En otro caso, el pie izquierdo de un chimpancé ocasionalmente adquiría el estatus de compañero interactivo. Esto ocurrió en medio de una ronda de juegos con un humano a través del alambrado de la jaula: risas exuberantes son repentinamente dirijas a la piel, el cual es agarrado, mordisqueado y luego liberado.

En otras situaciones, el mismo individual puede atacar el pie y morderlo furiosamente, creando heridas sangrantes. El chimpancé chilla entonces de dolor y furia, golpea y sacudo el pie, aparentemente como si intentara alejar y vengarse del agresor. Esto puede ocurrir tan regularmente que se desarrolla un callo en el sitio herido frecuentemente.

La autoagresión también ocurre en humanos y en otros primates. Los pacientes humanos reportan una compulsión adherirse a si mismos, acompañado de un deseo desesperado por “sentir algo”. Esto coincide con la idea de que la autoagresión es encontrada a menudo en primates que sufren de formas severas de aislamiento social.

Tratamientos y Recuperación

En individuos profundamente perturbados, puede tomar años el hacerlos tolerantes a la presencia y proximidad de conspecíficos.

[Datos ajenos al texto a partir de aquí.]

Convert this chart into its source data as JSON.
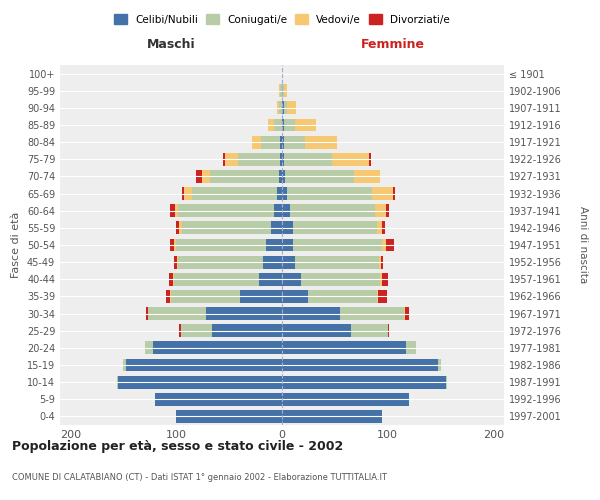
{
  "age_groups": [
    "0-4",
    "5-9",
    "10-14",
    "15-19",
    "20-24",
    "25-29",
    "30-34",
    "35-39",
    "40-44",
    "45-49",
    "50-54",
    "55-59",
    "60-64",
    "65-69",
    "70-74",
    "75-79",
    "80-84",
    "85-89",
    "90-94",
    "95-99",
    "100+"
  ],
  "birth_years": [
    "1997-2001",
    "1992-1996",
    "1987-1991",
    "1982-1986",
    "1977-1981",
    "1972-1976",
    "1967-1971",
    "1962-1966",
    "1957-1961",
    "1952-1956",
    "1947-1951",
    "1942-1946",
    "1937-1941",
    "1932-1936",
    "1927-1931",
    "1922-1926",
    "1917-1921",
    "1912-1916",
    "1907-1911",
    "1902-1906",
    "≤ 1901"
  ],
  "male": {
    "celibe": [
      100,
      120,
      155,
      148,
      122,
      66,
      72,
      40,
      22,
      18,
      15,
      10,
      8,
      5,
      3,
      2,
      2,
      0,
      0,
      0,
      0
    ],
    "coniugato": [
      0,
      0,
      1,
      2,
      8,
      30,
      55,
      65,
      80,
      80,
      85,
      85,
      90,
      80,
      65,
      40,
      18,
      8,
      3,
      2,
      0
    ],
    "vedovo": [
      0,
      0,
      0,
      0,
      0,
      0,
      0,
      1,
      1,
      1,
      2,
      2,
      3,
      8,
      8,
      12,
      8,
      5,
      2,
      1,
      0
    ],
    "divorziato": [
      0,
      0,
      0,
      0,
      0,
      1,
      2,
      4,
      4,
      3,
      4,
      3,
      5,
      2,
      5,
      2,
      0,
      0,
      0,
      0,
      0
    ]
  },
  "female": {
    "nubile": [
      95,
      120,
      155,
      148,
      117,
      65,
      55,
      25,
      18,
      12,
      10,
      10,
      8,
      5,
      3,
      2,
      2,
      2,
      2,
      0,
      0
    ],
    "coniugata": [
      0,
      0,
      1,
      2,
      10,
      35,
      60,
      65,
      75,
      80,
      85,
      80,
      80,
      80,
      65,
      45,
      20,
      10,
      3,
      2,
      0
    ],
    "vedova": [
      0,
      0,
      0,
      0,
      0,
      0,
      1,
      1,
      2,
      2,
      3,
      5,
      10,
      20,
      25,
      35,
      30,
      20,
      8,
      3,
      0
    ],
    "divorziata": [
      0,
      0,
      0,
      0,
      0,
      1,
      4,
      8,
      5,
      2,
      8,
      2,
      3,
      2,
      0,
      2,
      0,
      0,
      0,
      0,
      0
    ]
  },
  "colors": {
    "celibe": "#4472A8",
    "coniugato": "#B8CCA8",
    "vedovo": "#F5C871",
    "divorziato": "#CC2222"
  },
  "title": "Popolazione per età, sesso e stato civile - 2002",
  "subtitle": "COMUNE DI CALATABIANO (CT) - Dati ISTAT 1° gennaio 2002 - Elaborazione TUTTITALIA.IT",
  "xlabel_left": "Maschi",
  "xlabel_right": "Femmine",
  "ylabel_left": "Fasce di età",
  "ylabel_right": "Anni di nascita",
  "xlim": 210,
  "legend_labels": [
    "Celibi/Nubili",
    "Coniugati/e",
    "Vedovi/e",
    "Divorziati/e"
  ],
  "bg_color": "#ffffff",
  "plot_bg": "#eeeeee",
  "grid_color": "#dddddd",
  "bar_height": 0.75
}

La resocialización puede ser riesgosa, porque agresión en aumento puede ocurrir en espacio limitado entre individuos socialmente incompetentes incapaces de hacer evaluaciones de riesgo.

Introducir primates anteriormente aislados en grupos de conspecíficos socialmente competentes es particularmente peligroso. Formar grupos de individuos inexpertos conlleva otros riegos, pero algunas instituciones tienen primates “terapéuticos” con experiencia, amigables y tolerantes que pueden ayudar hacia la sociabilidad a individuos antes aislados.

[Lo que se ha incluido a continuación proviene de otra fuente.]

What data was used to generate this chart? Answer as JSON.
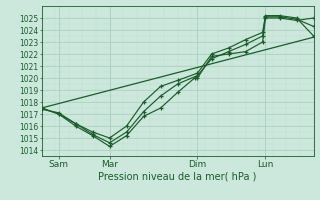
{
  "xlabel": "Pression niveau de la mer( hPa )",
  "bg_color": "#cce8dc",
  "grid_color_major": "#aacfbe",
  "grid_color_minor": "#c0ddd0",
  "line_color": "#1a5c2a",
  "ylim": [
    1013.5,
    1026.0
  ],
  "xlim": [
    0.0,
    9.6
  ],
  "yticks": [
    1014,
    1015,
    1016,
    1017,
    1018,
    1019,
    1020,
    1021,
    1022,
    1023,
    1024,
    1025
  ],
  "xtick_positions": [
    0.6,
    2.4,
    5.5,
    7.9
  ],
  "xtick_labels": [
    "Sam",
    "Mar",
    "Dim",
    "Lun"
  ],
  "vline_positions": [
    0.6,
    2.4,
    5.5,
    7.9
  ],
  "series1": {
    "x": [
      0.0,
      0.6,
      1.2,
      1.8,
      2.4,
      3.0,
      3.6,
      4.2,
      4.8,
      5.4,
      5.5,
      6.0,
      6.6,
      7.2,
      7.8,
      7.9,
      8.4,
      9.0,
      9.6
    ],
    "y": [
      1017.5,
      1017.0,
      1016.0,
      1015.2,
      1014.3,
      1015.2,
      1016.8,
      1017.5,
      1018.8,
      1020.0,
      1020.0,
      1021.8,
      1022.0,
      1022.2,
      1023.0,
      1025.0,
      1025.0,
      1024.8,
      1025.0
    ]
  },
  "series2": {
    "x": [
      0.0,
      0.6,
      1.2,
      1.8,
      2.4,
      3.0,
      3.6,
      4.2,
      4.8,
      5.5,
      6.0,
      6.6,
      7.2,
      7.8,
      7.9,
      8.4,
      9.0,
      9.6
    ],
    "y": [
      1017.4,
      1017.1,
      1016.2,
      1015.3,
      1014.6,
      1015.5,
      1017.2,
      1018.5,
      1019.5,
      1020.2,
      1021.6,
      1022.2,
      1022.8,
      1023.5,
      1025.1,
      1025.1,
      1024.9,
      1024.3
    ]
  },
  "series3": {
    "x": [
      0.0,
      0.6,
      1.2,
      1.8,
      2.4,
      3.0,
      3.6,
      4.2,
      4.8,
      5.5,
      6.0,
      6.6,
      7.2,
      7.8,
      7.9,
      8.4,
      9.0,
      9.6
    ],
    "y": [
      1017.5,
      1017.0,
      1016.2,
      1015.5,
      1015.0,
      1016.0,
      1018.0,
      1019.3,
      1019.8,
      1020.4,
      1022.0,
      1022.5,
      1023.2,
      1023.8,
      1025.2,
      1025.2,
      1025.0,
      1023.5
    ]
  },
  "series_straight": {
    "x": [
      0.0,
      9.6
    ],
    "y": [
      1017.5,
      1023.4
    ]
  }
}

Los chimpancés que tienden a responder ante todo de manera temerosa o agresiva hacia otros (personas o conspecíficos) tienen más dificultades para ajustarse a nuevos patrones sociales que aquellos que son amigables o tranquilos.

Algunos mamíferos crean oportunidades para que individuos inmaduros puedan aprender- por observación y experimentación- ciertas habilidades vitalmente importantes. Los humanos imitan esto al brindar oportunidades de aprendizaje adaptativo a primates. Por ejemplo, un individuo tímido puede ser expuesto a un compañero amable o un individuo excesivamente agresivo puede ser obligado a moderarse al confrontarlo con un individuo dominante.

En general, programas de resociabilización han sido exitosos en el 90% de los casos en individuos chimpancés perturbados. Sin embargo, fue imposible lograr la normalización de su comportamiento sexual y materno, lo cual siguiere que la sexualidad y el cuidado de las crías es una tarea muy compleja para adquirir en profundidad por individuos perturbados.